Durant l'audition, l'édile a été confronté à d'autres protagonistes de l'affaire. Il s'agit de Mbaye Touré, Directeur administratif et financier (DAF) de la Ville et l’actuel percepteur municipal ainsi que son prédécesseur. Le Maire a été mis en présence de ces derniers « de manière à confronter leurs versions », selon une source judiciaire. Le juge a tenté de vérifier la crédibilité des déclarations de Khalifa Sall et Cie, qui ont été entendus séparément, la semaine dernière.  

La gestion des fonds de la Mairie de Dakar a été au cœur de la confrontation. L'édile et ses présumés complices ont été appelés à détailler sur la gestion de la caisse d'avance.
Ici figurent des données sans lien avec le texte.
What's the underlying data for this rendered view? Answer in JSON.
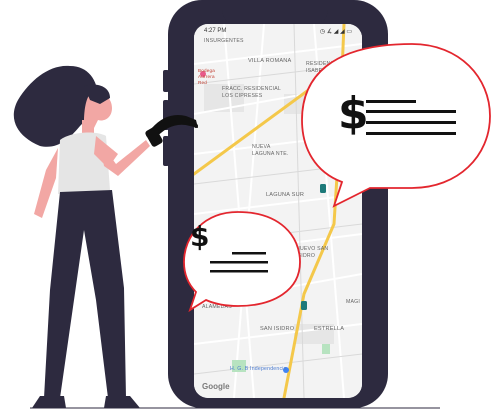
{
  "status_bar": {
    "time": "4:27 PM",
    "icons": "◷ ∡ ◢ ◢ ▭"
  },
  "map": {
    "labels": [
      {
        "id": "insurgentes",
        "text": "INSURGENTES"
      },
      {
        "id": "villa-romana",
        "text": "VILLA ROMANA"
      },
      {
        "id": "residencial-isabeles",
        "text": "RESIDENCIAL LAS ISABELES"
      },
      {
        "id": "fracc-cipreses",
        "text": "FRACC. RESIDENCIAL LOS CIPRESES"
      },
      {
        "id": "villa-fl",
        "text": "VILLA FL"
      },
      {
        "id": "nueva-laguna",
        "text": "NUEVA LAGUNA NTE."
      },
      {
        "id": "sin-nombre",
        "text": "SIN NOMBRE DE COL 3"
      },
      {
        "id": "laguna-sur",
        "text": "LAGUNA SUR"
      },
      {
        "id": "nuevo-san-isidro",
        "text": "NUEVO SAN ISIDRO"
      },
      {
        "id": "alamedas",
        "text": "ALAMEDAS"
      },
      {
        "id": "magi",
        "text": "MAGI"
      },
      {
        "id": "san-isidro",
        "text": "SAN ISIDRO"
      },
      {
        "id": "estrella",
        "text": "ESTRELLA"
      },
      {
        "id": "hgb",
        "text": "H. G. B Independencia"
      }
    ],
    "poi_text": "Bodega Aurrera Red",
    "google_logo": "Google"
  },
  "bubbles": {
    "large": {
      "currency_symbol": "$"
    },
    "small": {
      "currency_symbol": "$"
    }
  },
  "colors": {
    "phone_frame": "#2d2a3f",
    "bubble_border": "#e3262e",
    "woman_hair": "#2d2a3f",
    "woman_pants": "#2d2a3f",
    "woman_skin": "#f2a7a4",
    "map_road": "#f4c84a"
  }
}
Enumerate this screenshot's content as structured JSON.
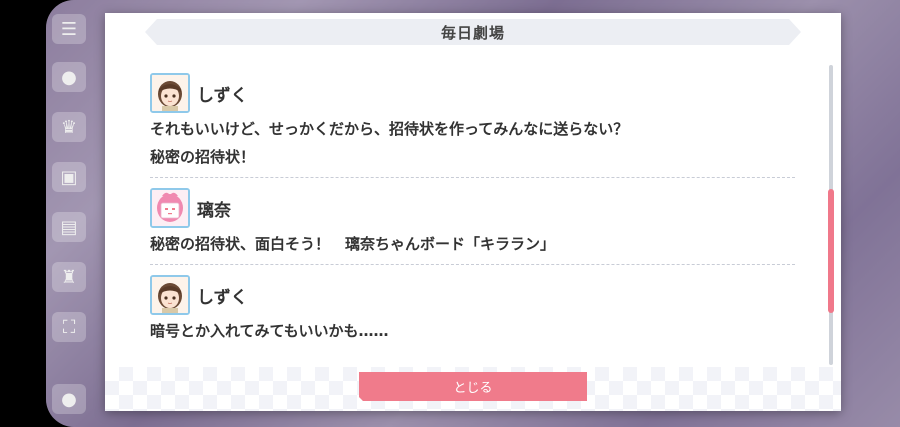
{
  "dialog": {
    "title": "毎日劇場",
    "close_label": "とじる"
  },
  "entries": [
    {
      "speaker": "しずく",
      "avatar": "shizuku-avatar",
      "lines": [
        "それもいいけど、せっかくだから、招待状を作ってみんなに送らない？",
        "秘密の招待状！"
      ]
    },
    {
      "speaker": "璃奈",
      "avatar": "rina-avatar",
      "lines": [
        "秘密の招待状、面白そう！　璃奈ちゃんボード「キララン」"
      ]
    },
    {
      "speaker": "しずく",
      "avatar": "shizuku-avatar",
      "lines": [
        "暗号とか入れてみてもいいかも……"
      ]
    }
  ],
  "colors": {
    "accent": "#f07b8b",
    "avatar_border": "#8fc9ea",
    "title_bar": "#eceef3"
  }
}
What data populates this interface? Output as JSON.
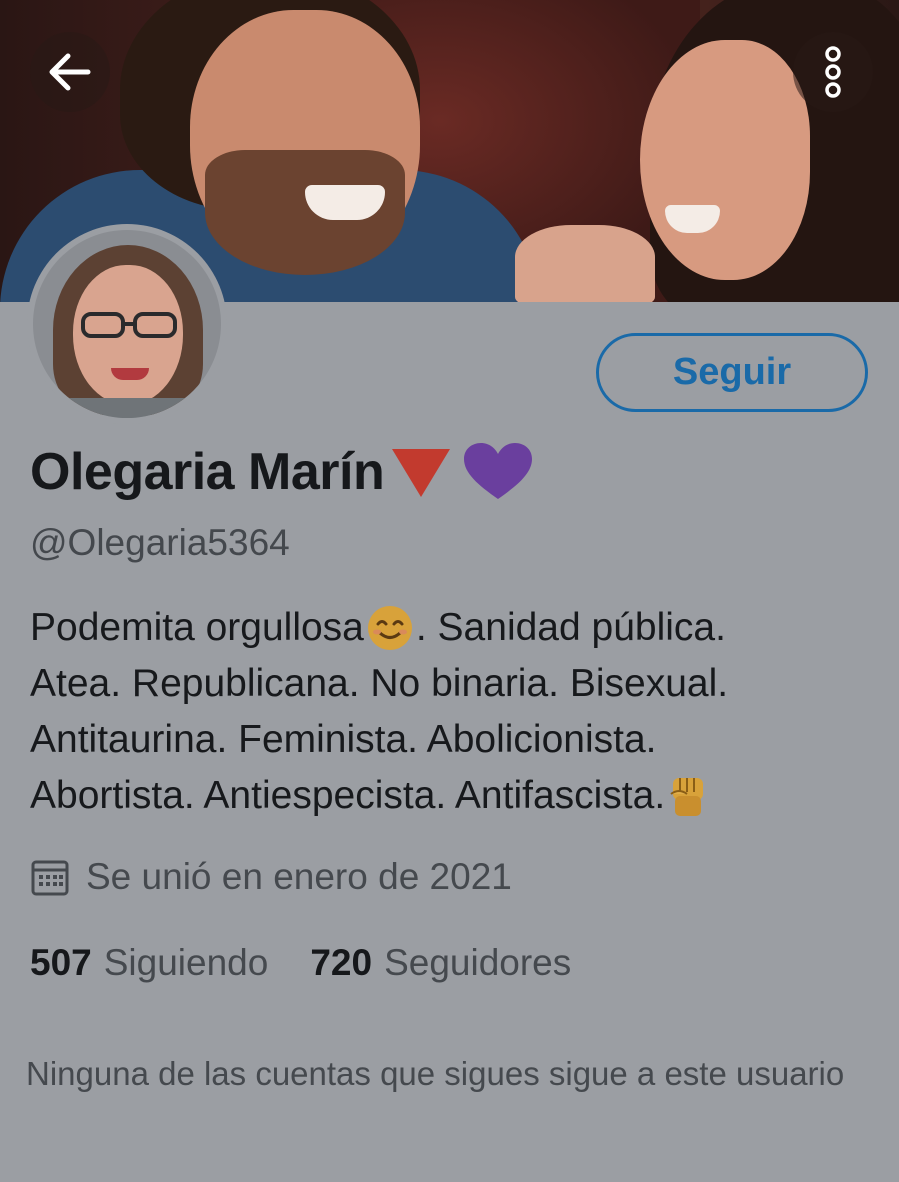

Après avoir beaucoup disserté sur le fait de savoir si les mis en cause se sont appropriés des fonds de la Ville, ils ont nié, en bloc. « La caisse d'avance, c'est comme les fonds politiques », a encore déclaré le Maire de Dakar. 

Ensuite, le juge s'est penché sur des faits plus concrets : le volet financier de cette affaire. Le magistrat instructeur a demandé des justificatifs sur l'utilisation des fonds affectés aux dépenses de fonctionnement. En fait, l'un des reproches faits à Mbaye Touré est d'avoir mis à la disposition de Khalifa Sall des fonds destinés au fonctionnement, « qui ont été utilisés ailleurs ».  Le volet des dépenses consacrées aux fêtes et cérémonies publiques a été aussi au cœur de la confrontation. Nous y reviendrons…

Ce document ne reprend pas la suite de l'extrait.